SUMMARY
VERSION

Target 4.C – Teachers

A teacher at a high school in Kabul, Afghanistan, collects textbooks and prepares his class for the end of year assessment.

Credit: Ivan Armando Flores/ Arete/GEM Report

Target 4.C – Teachers

Key Messages

  • Globally, 86% of primary school teachers are trained, but the proportion is lower in Southern Asia (77%), the Caribbean (70%) and sub-Saharan Africa (62%).
  • Major difficulties remain in finding a universal definition of what makes a trained teacher. There are undocumented differences in minimum requirements to qualify as a trained teacher, including admission criteria, course duration, induction period length, curriculum content, delivery modality, extent of school-based training and quality assurance mechanisms.
  • Two approaches could improve information. First, improve administrative data on pathways to becoming a trained teacher and develop an international standard classification of teacher education. Second, collect data directly from teachers.
  • Information on teacher salaries and attrition rates is scarce. In OECD countries, primary school teachers earn 81% of what other full-time working professionals with tertiary education earn.
  • Among lower secondary teachers participating in an OECD survey of 34 education systems, 88% reported having attended at least one professional development course during the previous year. Of those, 71% participated in at least one course or workshop, 44% attended an education conference or seminar and 37% participated in a teacher network.
  • In high income countries, there is a clear trend towards greater school-level autonomy and an explicit demand to account for performance. Teachers and head teachers are asked to carry out ever more complex instruction and management tasks, often combined with more reporting requirements. This increased workload depresses their motivation.
  • Many teachers lack the skills to interpret, analyse and act on data to improve teaching and learning.

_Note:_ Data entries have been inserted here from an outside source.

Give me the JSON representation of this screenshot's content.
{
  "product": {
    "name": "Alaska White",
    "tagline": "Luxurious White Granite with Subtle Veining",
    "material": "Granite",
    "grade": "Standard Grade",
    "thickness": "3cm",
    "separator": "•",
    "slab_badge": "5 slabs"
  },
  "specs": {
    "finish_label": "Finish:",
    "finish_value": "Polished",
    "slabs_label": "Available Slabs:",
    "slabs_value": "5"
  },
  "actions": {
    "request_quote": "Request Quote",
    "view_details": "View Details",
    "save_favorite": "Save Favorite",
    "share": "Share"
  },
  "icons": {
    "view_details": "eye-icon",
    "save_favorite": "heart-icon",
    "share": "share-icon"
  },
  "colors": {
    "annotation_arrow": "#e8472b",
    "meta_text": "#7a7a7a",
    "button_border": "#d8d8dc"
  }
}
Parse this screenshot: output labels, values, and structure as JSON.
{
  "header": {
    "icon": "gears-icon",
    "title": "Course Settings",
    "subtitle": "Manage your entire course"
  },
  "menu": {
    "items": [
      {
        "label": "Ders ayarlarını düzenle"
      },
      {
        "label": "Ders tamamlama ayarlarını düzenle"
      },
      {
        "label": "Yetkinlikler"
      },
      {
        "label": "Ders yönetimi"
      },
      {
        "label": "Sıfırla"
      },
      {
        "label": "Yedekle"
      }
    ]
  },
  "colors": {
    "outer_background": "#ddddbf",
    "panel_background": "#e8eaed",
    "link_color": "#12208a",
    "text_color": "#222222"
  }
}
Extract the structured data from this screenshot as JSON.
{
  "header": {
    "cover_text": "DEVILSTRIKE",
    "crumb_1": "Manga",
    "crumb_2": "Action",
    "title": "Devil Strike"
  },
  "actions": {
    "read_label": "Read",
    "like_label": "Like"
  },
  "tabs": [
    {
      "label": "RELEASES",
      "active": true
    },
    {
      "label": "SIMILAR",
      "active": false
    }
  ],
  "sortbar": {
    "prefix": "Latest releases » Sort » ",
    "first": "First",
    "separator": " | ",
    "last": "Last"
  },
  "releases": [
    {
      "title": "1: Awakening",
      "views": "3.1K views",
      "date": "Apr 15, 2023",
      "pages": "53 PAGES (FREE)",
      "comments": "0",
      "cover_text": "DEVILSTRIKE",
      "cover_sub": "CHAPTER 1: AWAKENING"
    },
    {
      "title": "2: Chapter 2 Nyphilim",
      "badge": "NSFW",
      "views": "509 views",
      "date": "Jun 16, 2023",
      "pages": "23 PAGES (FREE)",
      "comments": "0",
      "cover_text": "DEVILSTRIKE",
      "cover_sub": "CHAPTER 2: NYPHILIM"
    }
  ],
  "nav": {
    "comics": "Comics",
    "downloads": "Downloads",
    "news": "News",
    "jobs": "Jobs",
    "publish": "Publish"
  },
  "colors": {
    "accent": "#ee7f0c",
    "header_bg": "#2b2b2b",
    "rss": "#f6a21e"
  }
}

Data are limited on how many teachers received the minimum pedagogical training prescribed by national standards. The available data show large numbers of teachers inadequately trained in several regions. Globally, 86% of primary school teachers are trained; the proportion is lower in Southern Asia (77%), the Caribbean (70%) and sub-Saharan Africa (62%).

Strikingly, while in many sub-Saharan African countries there has been a positive trend over time in the number of trained teachers, in countries including Eritrea, Ghana and Niger the percentage of trained teachers has decreased since 2000 (Figure 17).

Figure 17: In some sub-Saharan African countries, the percentage of trained teachers has fallen

The SDG target refers to ‘qualified’ teachers, while the global indicator refers to ‘trained’ teachers, perpetuating some confusion. Qualified teachers are those with the minimum academic qualification, while trained teachers have professional training. There is a discrepancy between the two in some countries because of differing teacher preparation requirements, the gap being greatest in low and lower middle income countries: In Jamaica, for example, 15% of secondary school teachers are qualified, while 85% are trained.

Developing a comparable definition of ‘trained’ teachers is a difficult prospect, and a global taxonomy of teacher education is unlikely to be developed for years. Cross-national surveys can be an alternative, since they record information on teacher characteristics. The TIMSS, for example, showed that the percentage of grade 4 students taught by qualified and trained mathematics teachers fell between 2007 and 2015 from 89% to 54% in Kazakhstan but increased from 18% to 38% in Denmark.

Worldwide, pupil/teacher ratios are higher in poorer countries, but the number of primary pupils per teacher has decreased since 2000.

Information on teacher salaries, professional development and attrition rates is scarce. In OECD countries, teachers tend to earn less than other workers with similar qualifications. About 88% of lower secondary teachers in the TALIS survey had participated in professional development in 2013.